Season of Mists and Mellow Fruitfulness by Allison Symes

 Image Credit:  Images created in Book Brush using Pixabay photos.

Given we are now into autumn, I thought it apt to use part of Keats’ well loved poem as my title here.


There is one big problem with fruitfulness. It takes time. It is not an overnight thing. You can see the immediate parallels with the writing life I’m sure. This is why I feel it is so important to love writing. 

I’ve tried to go into things with my eyes wide open knowing I am going to get rejections and no hears. Every writer does. But you also know (a) this is part of your apprenticeship as a writer and (b) you get used to it given enough time. 

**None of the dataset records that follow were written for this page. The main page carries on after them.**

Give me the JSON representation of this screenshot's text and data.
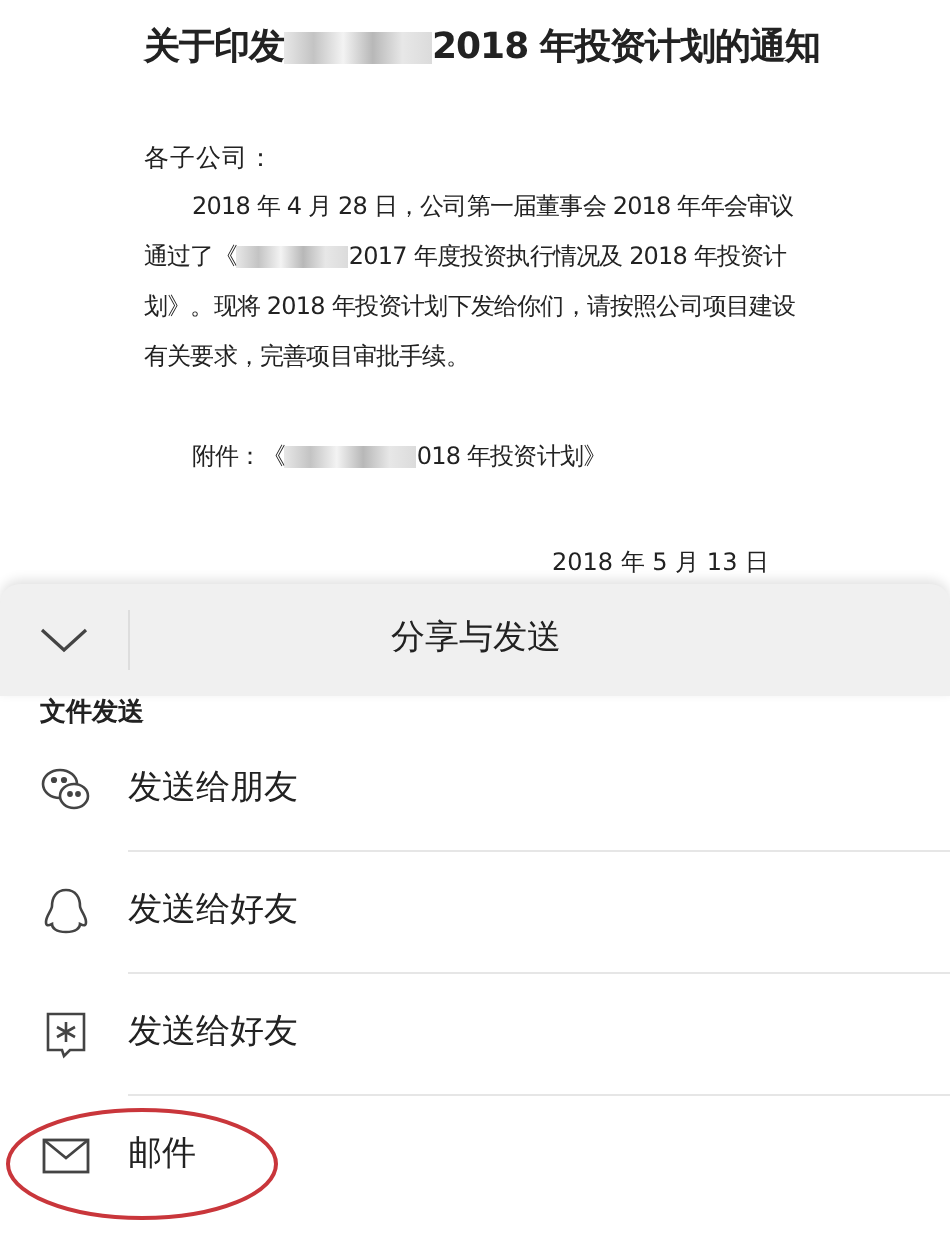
{
  "document": {
    "title": [
      {
        "kind": "text",
        "text": "关于印发"
      },
      {
        "kind": "redacted"
      },
      {
        "kind": "text",
        "text": "2018 年投资计划的通知"
      }
    ],
    "salutation": "各子公司：",
    "paragraph": [
      {
        "kind": "text",
        "text": "2018 年 4 月 28 日，公司第一届董事会 2018 年年会审议通过了《"
      },
      {
        "kind": "redacted"
      },
      {
        "kind": "text",
        "text": "2017 年度投资执行情况及 2018 年投资计划》。现将 2018 年投资计划下发给你们，请按照公司项目建设有关要求，完善项目审批手续。"
      }
    ],
    "attachment": [
      {
        "kind": "text",
        "text": "附件：《"
      },
      {
        "kind": "redacted"
      },
      {
        "kind": "text",
        "text": "018 年投资计划》"
      }
    ],
    "date": "2018 年 5 月 13 日"
  },
  "sheet": {
    "title": "分享与发送",
    "section": "文件发送",
    "items": [
      {
        "kind": "chat",
        "label": "发送给朋友",
        "highlighted": false
      },
      {
        "kind": "penguin",
        "label": "发送给好友",
        "highlighted": false
      },
      {
        "kind": "star",
        "label": "发送给好友",
        "highlighted": false
      },
      {
        "kind": "mail",
        "label": "邮件",
        "highlighted": true
      }
    ]
  }
}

What keeps you going is loving what you do. But it took me a long time to get to that point. (It helps me a lot to know that most writers experience Imposter Syndrome too. It was a relief to know it wasn’t just me). 

Sometimes fruitfulness comes when you finally learn to target your work to the right market for it. It took me ages to do that. 

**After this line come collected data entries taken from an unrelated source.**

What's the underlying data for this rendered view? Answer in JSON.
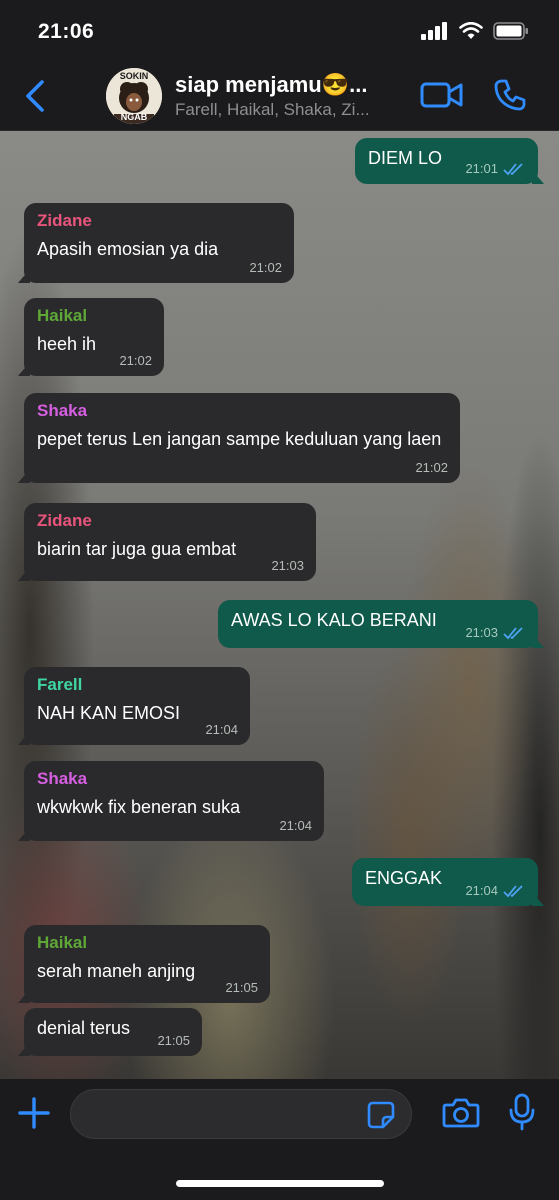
{
  "status": {
    "time": "21:06"
  },
  "header": {
    "title": "siap menjamu😎...",
    "subtitle": "Farell, Haikal, Shaka, Zi...",
    "avatar_text_top": "SOKIN",
    "avatar_text_bottom": "NGAB"
  },
  "messages": [
    {
      "direction": "out",
      "text": "DIEM LO",
      "time": "21:01"
    },
    {
      "direction": "in",
      "sender": "Zidane",
      "text": "Apasih emosian ya dia",
      "time": "21:02"
    },
    {
      "direction": "in",
      "sender": "Haikal",
      "text": "heeh ih",
      "time": "21:02"
    },
    {
      "direction": "in",
      "sender": "Shaka",
      "text": "pepet terus Len jangan sampe keduluan yang laen",
      "time": "21:02"
    },
    {
      "direction": "in",
      "sender": "Zidane",
      "text": "biarin tar juga gua embat",
      "time": "21:03"
    },
    {
      "direction": "out",
      "text": "AWAS LO KALO BERANI",
      "time": "21:03"
    },
    {
      "direction": "in",
      "sender": "Farell",
      "text": "NAH KAN EMOSI",
      "time": "21:04"
    },
    {
      "direction": "in",
      "sender": "Shaka",
      "text": "wkwkwk fix beneran suka",
      "time": "21:04"
    },
    {
      "direction": "out",
      "text": "ENGGAK",
      "time": "21:04"
    },
    {
      "direction": "in",
      "sender": "Haikal",
      "text": "serah maneh anjing",
      "time": "21:05"
    },
    {
      "direction": "in",
      "text": "denial terus",
      "time": "21:05"
    }
  ],
  "sender_colors": {
    "Zidane": "#e8547c",
    "Haikal": "#5fa838",
    "Shaka": "#d65ee0",
    "Farell": "#3fd6a2"
  },
  "colors": {
    "accent": "#2f8bff",
    "tick": "#4fa3f7",
    "bubble_in": "#2a2a2c",
    "bubble_out": "#0f5a4a"
  },
  "input": {
    "placeholder": ""
  },
  "icons": {
    "back": "chevron-left-icon",
    "video": "video-call-icon",
    "phone": "phone-icon",
    "plus": "plus-icon",
    "sticker": "sticker-icon",
    "camera": "camera-icon",
    "mic": "microphone-icon"
  }
}
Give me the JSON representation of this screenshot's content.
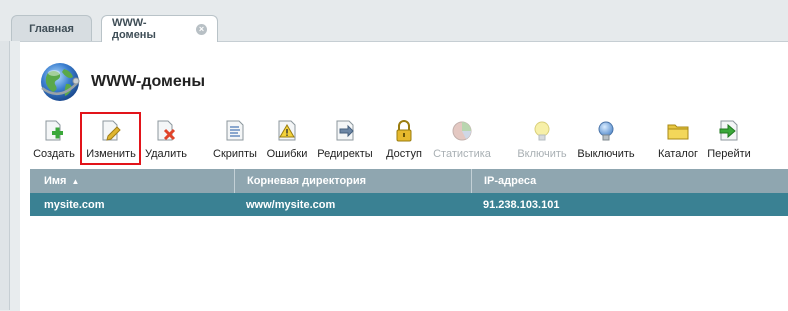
{
  "tabs": [
    {
      "label": "Главная",
      "active": false
    },
    {
      "label": "WWW-домены",
      "active": true,
      "close_icon": "close-icon"
    }
  ],
  "page": {
    "title": "WWW-домены",
    "icon": "globe-icon"
  },
  "toolbar": {
    "buttons": [
      {
        "label": "Создать",
        "icon": "create-icon",
        "enabled": true
      },
      {
        "label": "Изменить",
        "icon": "edit-icon",
        "enabled": true,
        "highlighted": true
      },
      {
        "label": "Удалить",
        "icon": "delete-icon",
        "enabled": true
      },
      {
        "label": "Скрипты",
        "icon": "scripts-icon",
        "enabled": true
      },
      {
        "label": "Ошибки",
        "icon": "errors-icon",
        "enabled": true
      },
      {
        "label": "Редиректы",
        "icon": "redirects-icon",
        "enabled": true
      },
      {
        "label": "Доступ",
        "icon": "lock-icon",
        "enabled": true
      },
      {
        "label": "Статистика",
        "icon": "stats-icon",
        "enabled": false
      },
      {
        "label": "Включить",
        "icon": "bulb-on-icon",
        "enabled": false
      },
      {
        "label": "Выключить",
        "icon": "bulb-off-icon",
        "enabled": true
      },
      {
        "label": "Каталог",
        "icon": "folder-icon",
        "enabled": true
      },
      {
        "label": "Перейти",
        "icon": "go-icon",
        "enabled": true
      }
    ]
  },
  "table": {
    "columns": [
      {
        "label": "Имя",
        "sorted": "asc"
      },
      {
        "label": "Корневая директория"
      },
      {
        "label": "IP-адреса"
      }
    ],
    "rows": [
      {
        "name": "mysite.com",
        "root": "www/mysite.com",
        "ip": "91.238.103.101",
        "selected": true
      }
    ]
  },
  "colors": {
    "header_bg": "#8fa6b0",
    "selected_row_bg": "#3a8193",
    "highlight_border": "#e2141a"
  }
}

So I know now in a way I didn’t when I started out some of the rejections I received were nothing to do with the quality of my work. I had simply sent them to the wrong place. It is as you find out more about the writing world, you then discover other markets and competitions which are more suitable for what you do and you learn to become the square peg fitting into the square hole.

When the acceptances come, you truly will have worked hard for them. Fruitfulness has to come out of something.

I am no gardener (mowing the lawn is my top skill here) but I do know to get anything out of the ground the gardener has to prepare as much as they can by feeding it (and inevitably hoping for the rain to come at the right time in the right quantities). As writers, we have to prepare the ground too. How?

We work with our imaginations. We need to feed them. The best way to do that is to read widely and well. Read inside and outside of your genre. Read paperbacks. Read ebooks. Read magazines. Read contemporary and classic. Have a great reading diet. 

I was judging a woman’s short story competition earlier this year and one of my top tips there was to read regularly the magazine they were targeting with their tales and to tell their loved ones they were carrying out vital market research! (They would be too! It is one of the loveliest features of the writing life is we get to read as well - two interests for the price of one if you like).

And fruit does not start out as the finished result. It starts with a seed. Seeds grow. Writing grows. Give yourself time. And read. Did I mention that already?